Prietamente en su mano. La sangre de la empuñadura era pringosa y se le pegaba en los dedos. Se sintió asqueado y habría dado cualquier cosa por poder lavársela.

Coger el cuchillo había sido una increíble estupidez. Se maldijo a sí mismo por su necedad, sin entender qué lo había impulsado a hacer algo tan poco juicioso. Algún vago e instintivo deseo de protegerla, supuso. Ella jamás habría hecho lo mismo por él.

—El arma no está —dijo el capitán tras echar otra ojeada a la túnica manchada de sangre de Raistlin y recorrer rápidamente el cuarto con la mirada—. Registradlos.

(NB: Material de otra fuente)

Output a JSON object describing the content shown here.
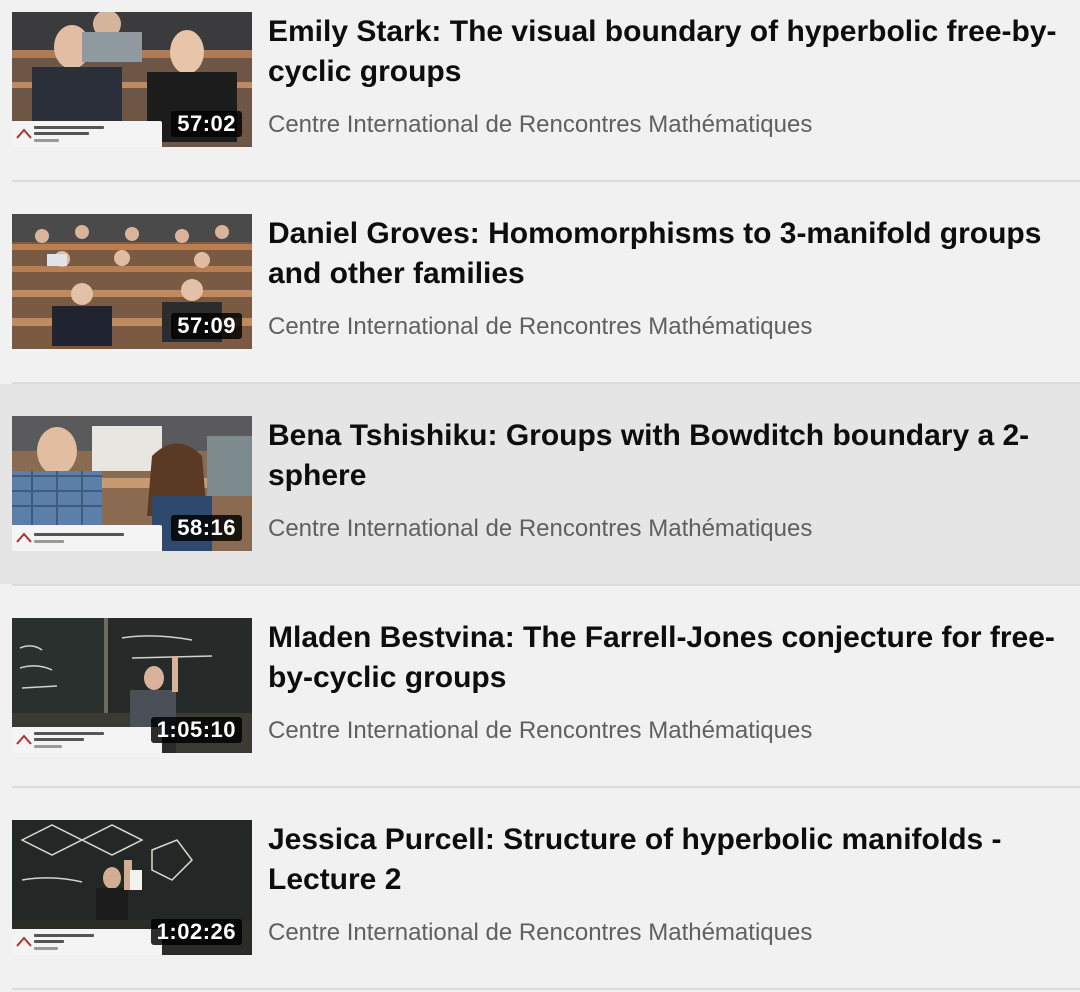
{
  "videos": [
    {
      "title": "Emily Stark: The visual boundary of hyperbolic free-by-cyclic groups",
      "duration": "57:02",
      "channel": "Centre International de Rencontres Mathématiques"
    },
    {
      "title": "Daniel Groves: Homomorphisms to 3-manifold groups and other families",
      "duration": "57:09",
      "channel": "Centre International de Rencontres Mathématiques"
    },
    {
      "title": "Bena Tshishiku: Groups with Bowditch boundary a 2-sphere",
      "duration": "58:16",
      "channel": "Centre International de Rencontres Mathématiques"
    },
    {
      "title": "Mladen Bestvina: The Farrell-Jones conjecture for free-by-cyclic groups",
      "duration": "1:05:10",
      "channel": "Centre International de Rencontres Mathématiques"
    },
    {
      "title": "Jessica Purcell: Structure of hyperbolic manifolds - Lecture 2",
      "duration": "1:02:26",
      "channel": "Centre International de Rencontres Mathématiques"
    }
  ],
  "colors": {
    "background": "#f1f1f1",
    "highlight": "#e5e5e5",
    "title": "#0d0d0d",
    "channel": "#606060"
  }
}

Uno de los guardias agarró a Raistlin rudamente y le sujetó los brazos. Otro le levantó las mangas y dejó al descubierto el ensangrentado cuchillo, aferrado en la mano.

El capitán esbozó una sonrisa sombría, triunfante.

—Primero, un kender gigante, y ahora un asesinato —dijo—. Has tenido una noche muy movida, joven.

17

Tasslehoff tenía razón en sus protestas sobre la prisión de Haven respecto a que no era un sitio particularmente bonito. Localizada cerca de la casa del corregidor, la prisión había sido en tiempos unas caballerizas. Era fría y tenía corrientes de aire; los suelos de tierra estaban llenos de desechos. El sitio apestaba a orín y a heces tanto de caballos como de personas, así como a los vómitos de quienes habían abusado del aguardiente enano en la feria.